Having already worked on shows for Showtime and Nickelodeon, Sulkis’s first feature credit began with him rewriting Carpenter’s treatment, then vice versa. Carpenter’s notes on the first act of their vision of “2176 A.D. Mars” led to Sulkis doodling storyboards and a galactic event: “I went home and in a caffeine-fueled frenzy wrote the entire rough draft in nine days.”

The first draft went considerably faster than erecting the Martian mining outpost of Shining Canyon.
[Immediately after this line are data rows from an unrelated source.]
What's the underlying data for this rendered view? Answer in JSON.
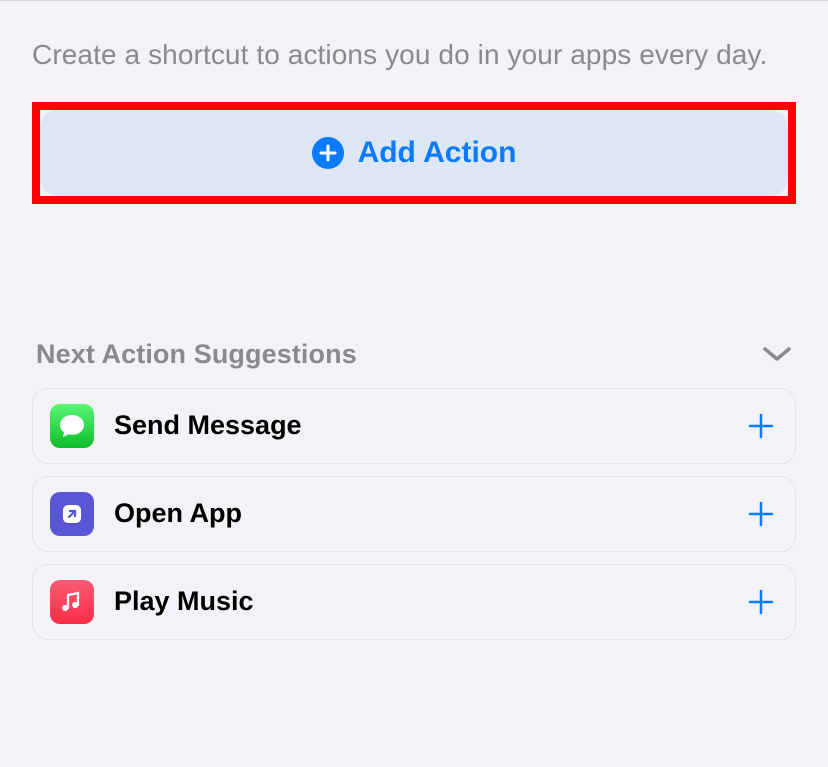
{
  "description": "Create a shortcut to actions you do in your apps every day.",
  "addAction": {
    "label": "Add Action"
  },
  "suggestions": {
    "title": "Next Action Suggestions",
    "items": [
      {
        "label": "Send Message"
      },
      {
        "label": "Open App"
      },
      {
        "label": "Play Music"
      }
    ]
  }
}
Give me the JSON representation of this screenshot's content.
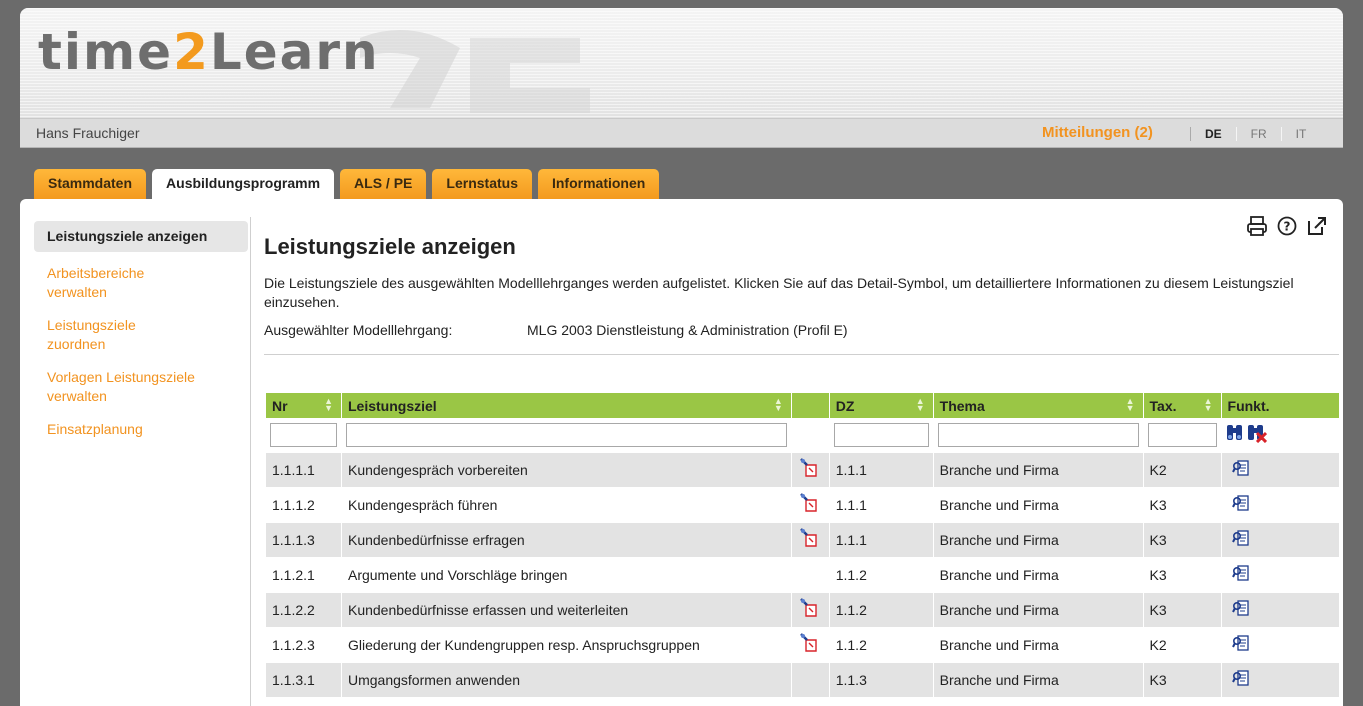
{
  "app": {
    "logo_part1": "time",
    "logo_part2": "2",
    "logo_part3": "Learn",
    "user_name": "Hans Frauchiger",
    "messages": "Mitteilungen (2)",
    "languages": [
      "DE",
      "FR",
      "IT"
    ]
  },
  "tabs": [
    "Stammdaten",
    "Ausbildungsprogramm",
    "ALS / PE",
    "Lernstatus",
    "Informationen"
  ],
  "sidenav": [
    "Leistungsziele anzeigen",
    "Arbeitsbereiche verwalten",
    "Leistungsziele zuordnen",
    "Vorlagen Leistungsziele verwalten",
    "Einsatzplanung"
  ],
  "main": {
    "title": "Leistungsziele anzeigen",
    "intro": "Die Leistungsziele des ausgewählten Modelllehrganges werden aufgelistet. Klicken Sie auf das Detail-Symbol, um detailliertere Informationen zu diesem Leistungsziel einzusehen.",
    "model_label": "Ausgewählter Modelllehrgang:",
    "model_value": "MLG 2003 Dienstleistung & Administration (Profil E)"
  },
  "table": {
    "headers": [
      "Nr",
      "Leistungsziel",
      "",
      "DZ",
      "Thema",
      "Tax.",
      "Funkt."
    ],
    "rows": [
      [
        "1.1.1.1",
        "Kundengespräch vorbereiten",
        true,
        "1.1.1",
        "Branche und Firma",
        "K2"
      ],
      [
        "1.1.1.2",
        "Kundengespräch führen",
        true,
        "1.1.1",
        "Branche und Firma",
        "K3"
      ],
      [
        "1.1.1.3",
        "Kundenbedürfnisse erfragen",
        true,
        "1.1.1",
        "Branche und Firma",
        "K3"
      ],
      [
        "1.1.2.1",
        "Argumente und Vorschläge bringen",
        false,
        "1.1.2",
        "Branche und Firma",
        "K3"
      ],
      [
        "1.1.2.2",
        "Kundenbedürfnisse erfassen und weiterleiten",
        true,
        "1.1.2",
        "Branche und Firma",
        "K3"
      ],
      [
        "1.1.2.3",
        "Gliederung der Kundengruppen resp. Anspruchsgruppen",
        true,
        "1.1.2",
        "Branche und Firma",
        "K2"
      ],
      [
        "1.1.3.1",
        "Umgangsformen anwenden",
        false,
        "1.1.3",
        "Branche und Firma",
        "K3"
      ]
    ]
  },
  "colors": {
    "accent": "#f29320",
    "header_green": "#9ac645",
    "row_gray": "#e3e3e3"
  },
  "icons": [
    "print-icon",
    "help-icon",
    "popout-icon",
    "search-icon",
    "clear-filter-icon",
    "note-icon",
    "detail-icon"
  ]
}
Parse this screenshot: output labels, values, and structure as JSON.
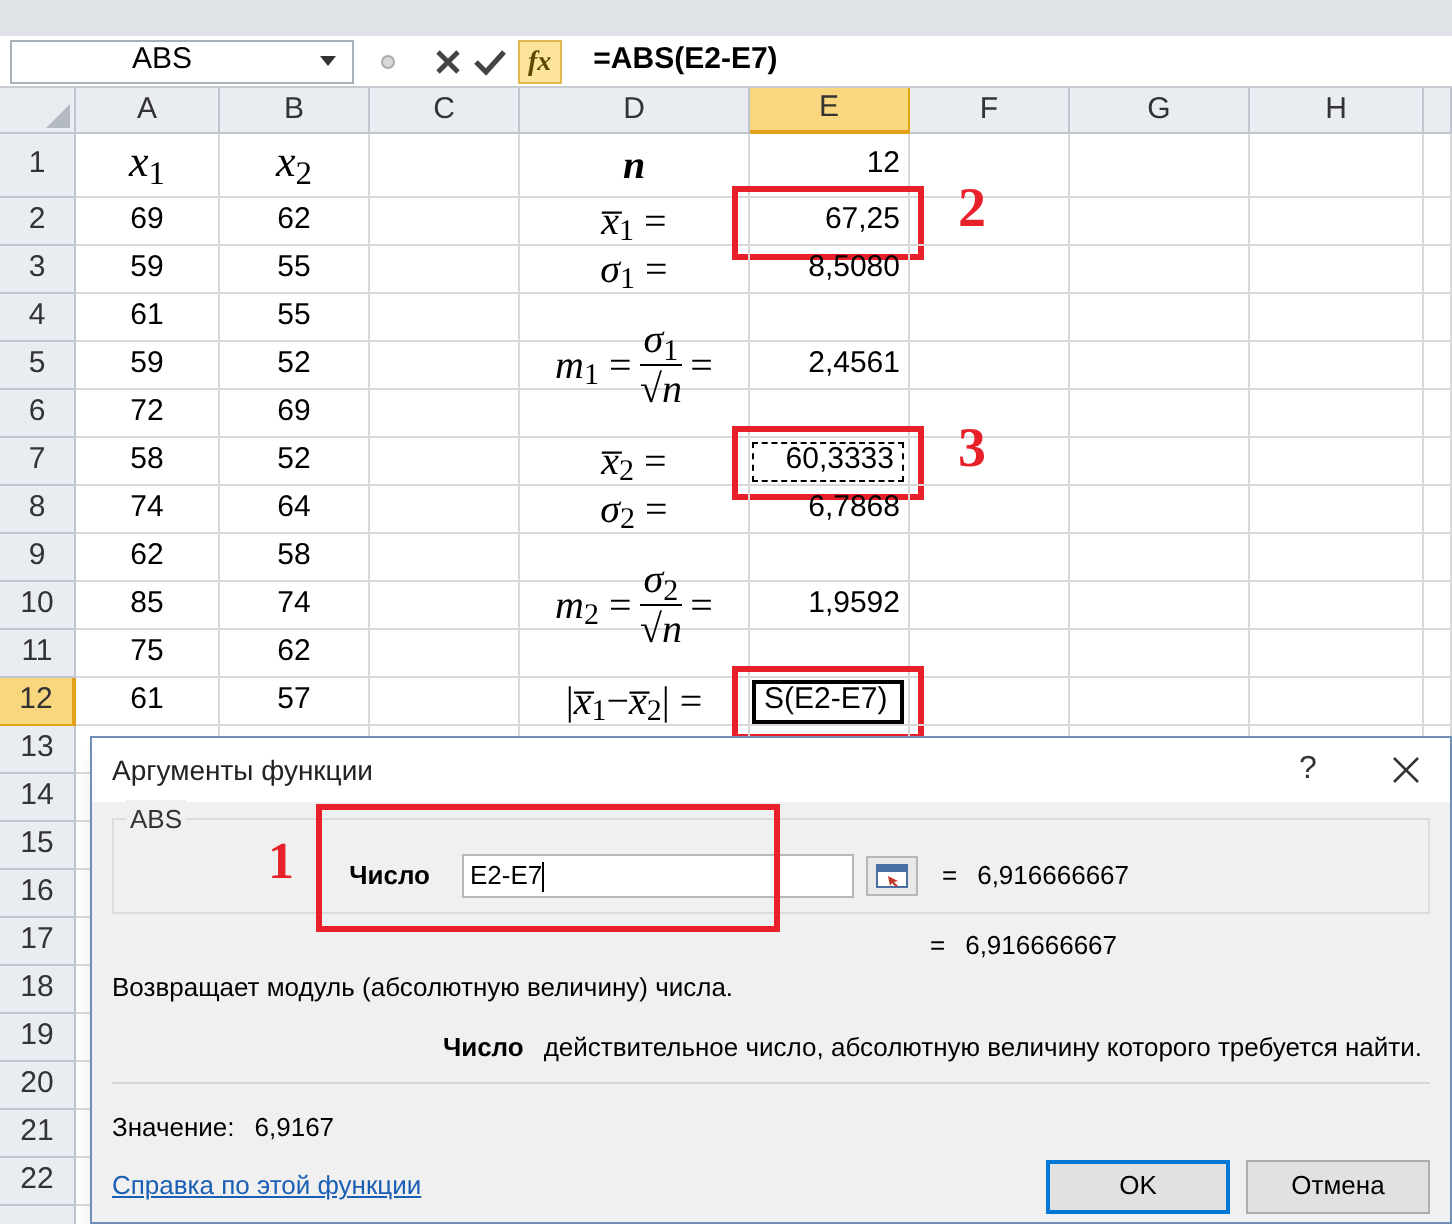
{
  "formula_bar": {
    "name_box": "ABS",
    "function_button": "fx",
    "formula": "=ABS(E2-E7)"
  },
  "columns": [
    {
      "label": "A",
      "selected": false
    },
    {
      "label": "B",
      "selected": false
    },
    {
      "label": "C",
      "selected": false
    },
    {
      "label": "D",
      "selected": false
    },
    {
      "label": "E",
      "selected": true
    },
    {
      "label": "F",
      "selected": false
    },
    {
      "label": "G",
      "selected": false
    },
    {
      "label": "H",
      "selected": false
    }
  ],
  "rows": [
    {
      "label": "1",
      "selected": false,
      "kind": "header",
      "a": "*x*$_{1}$",
      "b": "*x*$_{2}$",
      "d": {
        "kind": "symbol",
        "text": "n"
      },
      "e": {
        "value": "12",
        "editing": false,
        "copied": false,
        "boxed": false
      }
    },
    {
      "label": "2",
      "selected": false,
      "kind": "data",
      "a": "69",
      "b": "62",
      "d": {
        "kind": "equation",
        "text": "*x̅*$_{1}$ ="
      },
      "e": {
        "value": "67,25",
        "editing": false,
        "copied": false,
        "boxed": true,
        "note": "2"
      }
    },
    {
      "label": "3",
      "selected": false,
      "kind": "data",
      "a": "59",
      "b": "55",
      "d": {
        "kind": "equation",
        "text": "*σ*$_{1}$ ="
      },
      "e": {
        "value": "8,5080",
        "editing": false,
        "copied": false,
        "boxed": false
      }
    },
    {
      "label": "4",
      "selected": false,
      "kind": "data",
      "a": "61",
      "b": "55"
    },
    {
      "label": "5",
      "selected": false,
      "kind": "data",
      "a": "59",
      "b": "52",
      "d": {
        "kind": "fraction",
        "lhs": "*m*$_{1}$ =",
        "numerator": "*σ*$_{1}$",
        "denominator": "√*n*",
        "rhs": "="
      },
      "e": {
        "value": "2,4561",
        "editing": false,
        "copied": false,
        "boxed": false
      }
    },
    {
      "label": "6",
      "selected": false,
      "kind": "data",
      "a": "72",
      "b": "69"
    },
    {
      "label": "7",
      "selected": false,
      "kind": "data",
      "a": "58",
      "b": "52",
      "d": {
        "kind": "equation",
        "text": "*x̅*$_{2}$ ="
      },
      "e": {
        "value": "60,3333",
        "editing": false,
        "copied": true,
        "boxed": true,
        "note": "3"
      }
    },
    {
      "label": "8",
      "selected": false,
      "kind": "data",
      "a": "74",
      "b": "64",
      "d": {
        "kind": "equation",
        "text": "*σ*$_{2}$ ="
      },
      "e": {
        "value": "6,7868",
        "editing": false,
        "copied": false,
        "boxed": false
      }
    },
    {
      "label": "9",
      "selected": false,
      "kind": "data",
      "a": "62",
      "b": "58"
    },
    {
      "label": "10",
      "selected": false,
      "kind": "data",
      "a": "85",
      "b": "74",
      "d": {
        "kind": "fraction",
        "lhs": "*m*$_{2}$ =",
        "numerator": "*σ*$_{2}$",
        "denominator": "√*n*",
        "rhs": "="
      },
      "e": {
        "value": "1,9592",
        "editing": false,
        "copied": false,
        "boxed": false
      }
    },
    {
      "label": "11",
      "selected": false,
      "kind": "data",
      "a": "75",
      "b": "62"
    },
    {
      "label": "12",
      "selected": true,
      "kind": "data",
      "a": "61",
      "b": "57",
      "d": {
        "kind": "equation",
        "text": "|*x̅*$_{1}$−*x̅*$_{2}$| ="
      },
      "e": {
        "value": "S(E2-E7)",
        "editing": true,
        "copied": false,
        "boxed": true
      }
    },
    {
      "label": "13",
      "selected": false,
      "kind": "data"
    },
    {
      "label": "14",
      "selected": false,
      "kind": "data"
    },
    {
      "label": "15",
      "selected": false,
      "kind": "data"
    },
    {
      "label": "16",
      "selected": false,
      "kind": "data"
    },
    {
      "label": "17",
      "selected": false,
      "kind": "data"
    },
    {
      "label": "18",
      "selected": false,
      "kind": "data"
    },
    {
      "label": "19",
      "selected": false,
      "kind": "data"
    },
    {
      "label": "20",
      "selected": false,
      "kind": "data"
    },
    {
      "label": "21",
      "selected": false,
      "kind": "data"
    },
    {
      "label": "22",
      "selected": false,
      "kind": "data"
    }
  ],
  "dialog": {
    "title": "Аргументы функции",
    "help": "?",
    "function_name": "ABS",
    "annotation": "1",
    "argument": {
      "label": "Число",
      "value": "E2-E7",
      "sign": "=",
      "result": "6,916666667"
    },
    "formula_result": {
      "sign": "=",
      "value": "6,916666667"
    },
    "description": "Возвращает модуль (абсолютную величину) числа.",
    "argument_help": {
      "name": "Число",
      "text": "действительное число, абсолютную величину которого требуется найти."
    },
    "value_label": "Значение:",
    "value": "6,9167",
    "help_link": "Справка по этой функции",
    "buttons": [
      {
        "label": "OK",
        "default": true
      },
      {
        "label": "Отмена",
        "default": false
      }
    ]
  }
}
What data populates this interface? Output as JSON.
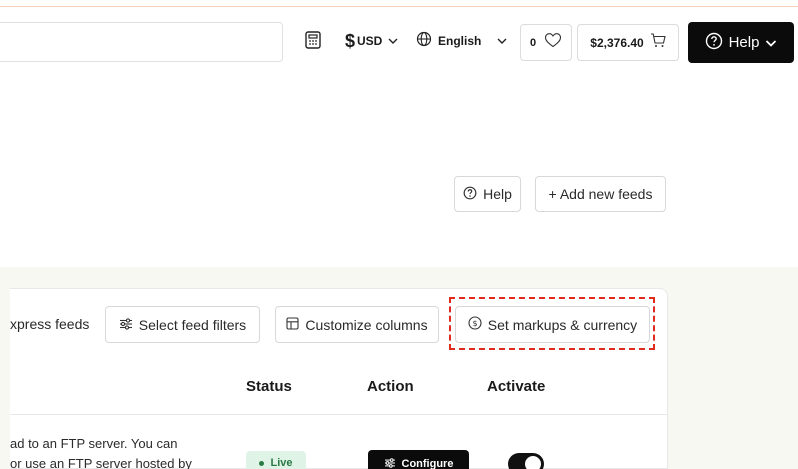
{
  "header": {
    "currency_symbol": "$",
    "currency_code": "USD",
    "language": "English",
    "wishlist_count": "0",
    "cart_total": "$2,376.40",
    "help_label": "Help"
  },
  "actions": {
    "help_label": "Help",
    "add_feeds_label": "+ Add new feeds"
  },
  "toolbar": {
    "feeds_text": "xpress feeds",
    "filters_label": "Select feed filters",
    "columns_label": "Customize columns",
    "markups_label": "Set markups & currency"
  },
  "table": {
    "columns": [
      "Status",
      "Action",
      "Activate"
    ],
    "row": {
      "description_line1": "ad to an FTP server. You can",
      "description_line2": "or use an FTP server hosted by",
      "status": "Live",
      "action": "Configure",
      "activate": true
    }
  },
  "colors": {
    "highlight": "#e02a1f",
    "status_live_bg": "#dff3e6",
    "status_live_text": "#2a7a45"
  }
}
After Carpenter did research on futuristic terra-forming and colonization, all that remained was grading 55 acres of gypsum outside of Albuquerque, N.M., creating a main street and 12 buildings, erecting lightning rods to ward off frequent electrical storms and painting the whole thing with 100,000 gallons of bio-degradable red food coloring.

King and Carpenter, a team in married as well as professional life, utilized the help of the New Mexico Film Commission and the Zia Indian tribe, which not only granted permission to shoot on sacred land but joined the producer and director in a benevolent prayer blessing, prior to the five weeks of shooting Mars-like exteriors.

“There is an expectation that John’s films will fall into the ‘horror-sci fi’ genre,” Sulkis contends. “But on closer examination, one finds mysteries, westerns, action, suspense, comedy — pretty much everything but musical dance numbers. And given his musical talents, even that wouldn’t surprise me. ‘Ghosts of Mars’ has what may be his best score yet.”

Carpenter’s multiple talents are aided by a crew that follows him from project to project and location to interplanetary location. After New Mexico, the interiors, also five weeks in length, were shifted more locally to Eagle Rock, where production designer Bill Elliott transformed a five-story building that was one of Southern California Edison’s main power generating plants. (This does not, however, account for the Southland’s recent rolling blackouts.)

This location would double as a jail where cops and criminals would engage in a fire fight with Martian warriors, as well as a recreation facility for the Mars police force. Alas, there would be little relaxation in the latter. Special effects makeup head Greg Nicotero and his crew would be responsible, if not legally liable, for 25 mutilated and beheaded corpses in this area.

What genre is “Ghosts of Mars,” exactly, anyway? Sulkis sees “…that Earthling miners have uncovered the remnants of an ancient Martian culture, a culture whose main ‘technology’ was spiritual. So, our Western became a ghost story.”

“The joke has always been that John is continually making Westerns,” King kidded. “But this time, he’s made a war movie. Instead of making ‘Gunsmoke’ on Mars, he’s made ‘The Longest Day’ on Mars.”